I’ll limit my remarks to these:

1) It’s nice enough, but I’m not sure if Dalrymple’s art really works for this story. Jim Mooney‘s fairly generic ’70s superhero art in the original series really effectively set the tone, and pumped up the creepy “what’s happened to the Marvel editors?” factor a great deal. Dalrymple’s drawings, on the other hand, are too weird on their own to create that clash of expectations. Still, it’s way too soon to say anything definitive, and I’m not sure exactly where this story’s going yet. It may work in the end. And it’s nice to see Marvel experimenting art-wise in any case.

2) I think it’s funny how many of the online reviews of this comic have mentioned the literary tone of the dialogue, and attributed it to Lethem’s background as a novelist. It’s funny because that aspect of the new comic comes pretty much directly from the Steve Gerber & Mary Skrenes original.

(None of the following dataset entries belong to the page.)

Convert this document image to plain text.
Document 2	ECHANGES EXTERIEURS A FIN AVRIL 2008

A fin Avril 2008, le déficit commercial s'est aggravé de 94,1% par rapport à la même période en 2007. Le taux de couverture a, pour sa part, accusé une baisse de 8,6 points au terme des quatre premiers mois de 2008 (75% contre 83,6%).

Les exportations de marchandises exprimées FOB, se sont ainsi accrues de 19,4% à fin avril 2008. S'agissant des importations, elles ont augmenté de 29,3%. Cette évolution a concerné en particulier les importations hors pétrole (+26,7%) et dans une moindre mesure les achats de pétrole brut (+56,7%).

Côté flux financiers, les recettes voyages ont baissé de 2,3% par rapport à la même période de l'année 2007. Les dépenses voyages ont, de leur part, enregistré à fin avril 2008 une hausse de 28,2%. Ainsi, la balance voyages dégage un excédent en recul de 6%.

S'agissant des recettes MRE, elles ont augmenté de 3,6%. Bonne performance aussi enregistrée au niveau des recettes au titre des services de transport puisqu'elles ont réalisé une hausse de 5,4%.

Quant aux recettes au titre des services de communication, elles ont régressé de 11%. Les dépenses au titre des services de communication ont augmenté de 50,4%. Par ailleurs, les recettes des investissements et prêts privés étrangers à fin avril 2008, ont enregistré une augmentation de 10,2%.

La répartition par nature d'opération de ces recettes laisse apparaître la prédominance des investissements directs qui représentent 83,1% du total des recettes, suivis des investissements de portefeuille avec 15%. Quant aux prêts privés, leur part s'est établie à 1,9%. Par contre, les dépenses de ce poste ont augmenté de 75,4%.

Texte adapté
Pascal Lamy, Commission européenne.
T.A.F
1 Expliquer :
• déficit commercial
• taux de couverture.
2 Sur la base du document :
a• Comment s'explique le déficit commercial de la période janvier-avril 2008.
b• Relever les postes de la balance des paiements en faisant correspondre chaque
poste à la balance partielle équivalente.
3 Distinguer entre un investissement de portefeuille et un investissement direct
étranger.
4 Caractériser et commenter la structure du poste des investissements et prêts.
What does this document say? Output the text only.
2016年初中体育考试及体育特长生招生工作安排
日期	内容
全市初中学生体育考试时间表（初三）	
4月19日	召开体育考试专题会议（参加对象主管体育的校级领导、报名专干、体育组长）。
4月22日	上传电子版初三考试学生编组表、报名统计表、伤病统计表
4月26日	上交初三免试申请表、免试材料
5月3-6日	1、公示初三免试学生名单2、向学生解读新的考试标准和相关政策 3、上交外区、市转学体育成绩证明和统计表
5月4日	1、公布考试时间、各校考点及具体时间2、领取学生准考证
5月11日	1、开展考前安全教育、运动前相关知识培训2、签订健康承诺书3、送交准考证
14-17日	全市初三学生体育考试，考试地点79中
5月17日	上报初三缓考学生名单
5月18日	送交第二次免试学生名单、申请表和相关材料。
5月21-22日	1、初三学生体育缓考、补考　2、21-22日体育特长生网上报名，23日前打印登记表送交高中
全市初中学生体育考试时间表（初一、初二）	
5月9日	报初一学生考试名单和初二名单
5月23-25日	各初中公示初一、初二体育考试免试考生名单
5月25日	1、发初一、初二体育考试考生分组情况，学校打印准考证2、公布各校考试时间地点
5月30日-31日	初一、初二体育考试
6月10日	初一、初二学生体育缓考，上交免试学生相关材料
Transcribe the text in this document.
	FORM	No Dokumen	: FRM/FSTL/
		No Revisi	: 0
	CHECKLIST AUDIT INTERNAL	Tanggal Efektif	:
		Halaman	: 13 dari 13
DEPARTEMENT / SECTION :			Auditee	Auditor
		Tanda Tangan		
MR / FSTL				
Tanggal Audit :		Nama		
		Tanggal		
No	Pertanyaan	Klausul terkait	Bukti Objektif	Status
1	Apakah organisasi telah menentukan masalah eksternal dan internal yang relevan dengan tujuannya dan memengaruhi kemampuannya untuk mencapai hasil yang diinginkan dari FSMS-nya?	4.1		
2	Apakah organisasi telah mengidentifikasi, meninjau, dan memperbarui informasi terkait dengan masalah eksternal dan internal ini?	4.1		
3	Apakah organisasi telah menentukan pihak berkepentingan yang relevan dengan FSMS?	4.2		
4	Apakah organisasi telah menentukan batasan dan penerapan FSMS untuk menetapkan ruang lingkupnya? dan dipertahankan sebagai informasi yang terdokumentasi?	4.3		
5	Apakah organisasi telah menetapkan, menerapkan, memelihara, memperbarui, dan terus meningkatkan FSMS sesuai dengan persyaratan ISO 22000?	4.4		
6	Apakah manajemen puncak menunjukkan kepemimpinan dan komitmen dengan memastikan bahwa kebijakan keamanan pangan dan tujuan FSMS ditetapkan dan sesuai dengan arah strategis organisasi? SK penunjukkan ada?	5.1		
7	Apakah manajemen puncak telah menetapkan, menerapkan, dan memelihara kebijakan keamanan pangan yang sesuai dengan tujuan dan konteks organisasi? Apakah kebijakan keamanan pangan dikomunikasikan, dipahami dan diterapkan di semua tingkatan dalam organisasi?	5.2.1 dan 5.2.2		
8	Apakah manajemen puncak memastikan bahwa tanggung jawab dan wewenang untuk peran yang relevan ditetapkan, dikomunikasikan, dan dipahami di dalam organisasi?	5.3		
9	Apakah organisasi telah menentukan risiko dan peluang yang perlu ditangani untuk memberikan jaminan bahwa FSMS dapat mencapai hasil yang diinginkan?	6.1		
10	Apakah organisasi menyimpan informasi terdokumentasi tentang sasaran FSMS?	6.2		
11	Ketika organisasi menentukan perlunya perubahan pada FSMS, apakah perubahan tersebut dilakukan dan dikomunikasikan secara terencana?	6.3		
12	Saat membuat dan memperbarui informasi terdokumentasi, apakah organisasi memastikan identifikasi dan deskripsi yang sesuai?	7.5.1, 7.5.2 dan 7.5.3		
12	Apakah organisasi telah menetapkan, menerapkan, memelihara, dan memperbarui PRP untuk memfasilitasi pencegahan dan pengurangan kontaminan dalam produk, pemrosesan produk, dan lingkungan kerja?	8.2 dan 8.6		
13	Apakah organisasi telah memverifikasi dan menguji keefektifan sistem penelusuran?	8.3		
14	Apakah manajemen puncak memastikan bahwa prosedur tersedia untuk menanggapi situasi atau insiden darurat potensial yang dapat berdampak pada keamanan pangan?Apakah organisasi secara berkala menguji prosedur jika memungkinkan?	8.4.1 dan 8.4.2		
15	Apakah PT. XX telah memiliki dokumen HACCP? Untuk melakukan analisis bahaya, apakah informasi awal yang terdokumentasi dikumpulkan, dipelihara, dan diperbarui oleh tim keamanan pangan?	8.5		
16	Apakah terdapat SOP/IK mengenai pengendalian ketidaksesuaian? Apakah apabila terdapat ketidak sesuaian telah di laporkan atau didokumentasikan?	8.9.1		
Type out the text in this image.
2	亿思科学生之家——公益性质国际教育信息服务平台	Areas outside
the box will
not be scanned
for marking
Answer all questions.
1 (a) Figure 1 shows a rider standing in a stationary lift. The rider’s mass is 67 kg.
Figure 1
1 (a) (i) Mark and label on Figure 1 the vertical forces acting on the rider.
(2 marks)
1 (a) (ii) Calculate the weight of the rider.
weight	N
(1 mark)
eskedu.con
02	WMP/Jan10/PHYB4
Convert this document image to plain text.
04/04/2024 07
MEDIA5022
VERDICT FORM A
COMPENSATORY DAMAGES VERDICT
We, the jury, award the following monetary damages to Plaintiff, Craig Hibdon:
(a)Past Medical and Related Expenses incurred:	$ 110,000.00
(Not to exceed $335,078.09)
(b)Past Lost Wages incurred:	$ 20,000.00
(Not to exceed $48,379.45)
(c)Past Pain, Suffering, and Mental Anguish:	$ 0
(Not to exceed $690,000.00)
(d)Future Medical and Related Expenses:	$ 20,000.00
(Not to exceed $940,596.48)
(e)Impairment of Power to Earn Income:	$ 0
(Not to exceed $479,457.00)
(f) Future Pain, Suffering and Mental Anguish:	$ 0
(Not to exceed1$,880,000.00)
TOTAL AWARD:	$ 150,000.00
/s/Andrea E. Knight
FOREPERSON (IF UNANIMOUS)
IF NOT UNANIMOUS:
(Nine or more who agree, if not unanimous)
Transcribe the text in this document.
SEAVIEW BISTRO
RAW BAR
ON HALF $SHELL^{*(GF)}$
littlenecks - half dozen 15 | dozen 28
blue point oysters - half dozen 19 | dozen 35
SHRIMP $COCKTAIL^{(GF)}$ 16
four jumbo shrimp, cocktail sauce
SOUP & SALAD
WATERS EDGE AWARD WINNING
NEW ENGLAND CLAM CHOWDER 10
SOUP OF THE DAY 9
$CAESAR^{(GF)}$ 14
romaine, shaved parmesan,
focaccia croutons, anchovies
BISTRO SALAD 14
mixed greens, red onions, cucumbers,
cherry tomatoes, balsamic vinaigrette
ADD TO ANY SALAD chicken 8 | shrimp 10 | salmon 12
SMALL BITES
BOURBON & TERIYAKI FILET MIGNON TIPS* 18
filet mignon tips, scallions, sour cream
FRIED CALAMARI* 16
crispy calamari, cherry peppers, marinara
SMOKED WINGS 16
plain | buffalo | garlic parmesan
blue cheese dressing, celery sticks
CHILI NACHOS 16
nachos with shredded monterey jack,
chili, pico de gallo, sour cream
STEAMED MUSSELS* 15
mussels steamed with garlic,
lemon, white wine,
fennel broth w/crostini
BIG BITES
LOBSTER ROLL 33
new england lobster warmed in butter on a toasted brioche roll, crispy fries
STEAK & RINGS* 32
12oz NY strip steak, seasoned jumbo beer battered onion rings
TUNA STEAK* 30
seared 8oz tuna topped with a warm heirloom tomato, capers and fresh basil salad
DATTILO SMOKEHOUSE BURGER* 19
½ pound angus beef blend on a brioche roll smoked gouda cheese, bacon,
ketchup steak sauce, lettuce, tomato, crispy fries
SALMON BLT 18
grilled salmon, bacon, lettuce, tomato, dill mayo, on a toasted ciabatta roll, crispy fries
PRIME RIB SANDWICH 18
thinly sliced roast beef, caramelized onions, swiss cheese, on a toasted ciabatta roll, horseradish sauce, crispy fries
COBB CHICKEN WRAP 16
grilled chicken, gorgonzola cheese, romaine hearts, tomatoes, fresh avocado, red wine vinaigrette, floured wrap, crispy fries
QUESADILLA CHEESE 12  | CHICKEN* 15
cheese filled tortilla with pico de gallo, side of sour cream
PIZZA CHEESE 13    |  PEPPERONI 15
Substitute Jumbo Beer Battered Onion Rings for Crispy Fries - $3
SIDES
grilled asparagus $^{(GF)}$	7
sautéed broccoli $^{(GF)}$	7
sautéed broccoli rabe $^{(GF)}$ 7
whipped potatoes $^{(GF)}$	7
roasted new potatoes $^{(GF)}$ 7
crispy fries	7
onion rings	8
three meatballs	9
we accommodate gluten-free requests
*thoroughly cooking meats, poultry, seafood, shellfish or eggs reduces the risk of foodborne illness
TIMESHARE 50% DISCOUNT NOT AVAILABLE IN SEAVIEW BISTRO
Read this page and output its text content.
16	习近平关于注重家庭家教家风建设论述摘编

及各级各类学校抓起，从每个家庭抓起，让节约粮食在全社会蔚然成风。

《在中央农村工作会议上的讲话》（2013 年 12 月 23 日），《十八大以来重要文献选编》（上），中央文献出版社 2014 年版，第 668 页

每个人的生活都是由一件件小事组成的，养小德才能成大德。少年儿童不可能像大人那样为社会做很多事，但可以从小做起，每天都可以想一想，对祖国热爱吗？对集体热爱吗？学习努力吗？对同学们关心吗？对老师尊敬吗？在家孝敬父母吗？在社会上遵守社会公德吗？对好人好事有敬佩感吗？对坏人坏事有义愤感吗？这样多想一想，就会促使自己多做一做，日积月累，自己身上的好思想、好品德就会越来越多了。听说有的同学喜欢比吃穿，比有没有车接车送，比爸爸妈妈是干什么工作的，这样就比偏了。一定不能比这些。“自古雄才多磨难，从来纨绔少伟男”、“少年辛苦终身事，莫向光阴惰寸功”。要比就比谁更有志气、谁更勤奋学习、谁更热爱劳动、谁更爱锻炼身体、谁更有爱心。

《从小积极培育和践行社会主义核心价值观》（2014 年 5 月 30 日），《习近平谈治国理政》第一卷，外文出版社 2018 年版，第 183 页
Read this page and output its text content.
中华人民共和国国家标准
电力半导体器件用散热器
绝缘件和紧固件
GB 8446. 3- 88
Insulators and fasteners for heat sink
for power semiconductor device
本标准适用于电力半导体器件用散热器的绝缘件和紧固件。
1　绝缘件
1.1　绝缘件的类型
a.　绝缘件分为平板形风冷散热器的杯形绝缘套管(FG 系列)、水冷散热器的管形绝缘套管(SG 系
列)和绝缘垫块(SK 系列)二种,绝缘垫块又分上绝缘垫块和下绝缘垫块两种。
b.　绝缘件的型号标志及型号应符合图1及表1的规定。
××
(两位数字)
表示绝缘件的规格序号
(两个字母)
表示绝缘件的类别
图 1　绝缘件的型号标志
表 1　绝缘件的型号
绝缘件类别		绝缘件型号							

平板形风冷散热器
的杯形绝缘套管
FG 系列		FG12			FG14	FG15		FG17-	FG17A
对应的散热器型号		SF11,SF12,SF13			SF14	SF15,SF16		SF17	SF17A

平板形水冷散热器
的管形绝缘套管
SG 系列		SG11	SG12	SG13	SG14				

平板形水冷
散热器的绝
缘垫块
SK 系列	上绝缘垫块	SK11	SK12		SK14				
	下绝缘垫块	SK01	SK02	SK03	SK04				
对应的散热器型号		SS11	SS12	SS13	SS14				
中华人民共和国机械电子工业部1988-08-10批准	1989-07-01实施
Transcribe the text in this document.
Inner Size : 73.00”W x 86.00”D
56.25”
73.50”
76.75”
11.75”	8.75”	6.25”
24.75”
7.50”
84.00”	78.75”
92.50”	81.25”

3) So far, the new Omega is following the original plot very closely. Only a subplot featuring a mysterious superhero called the Mink (civilian name: Mr. Kansur) is new. His part in all this remains to be seen, but considering that the comic credits the script to Lethem and “Karl Rusnak” (hey, that’s “Kansur” backwards!) I imagine that’s where a lot of the action will be.

UPDATE: Using my crack journalistic skills, I’ve learned that Rusnak is a real person (and Lethem’s best friend from childhood). Still, my Sherlock sense is still telling me that that name’s a clue!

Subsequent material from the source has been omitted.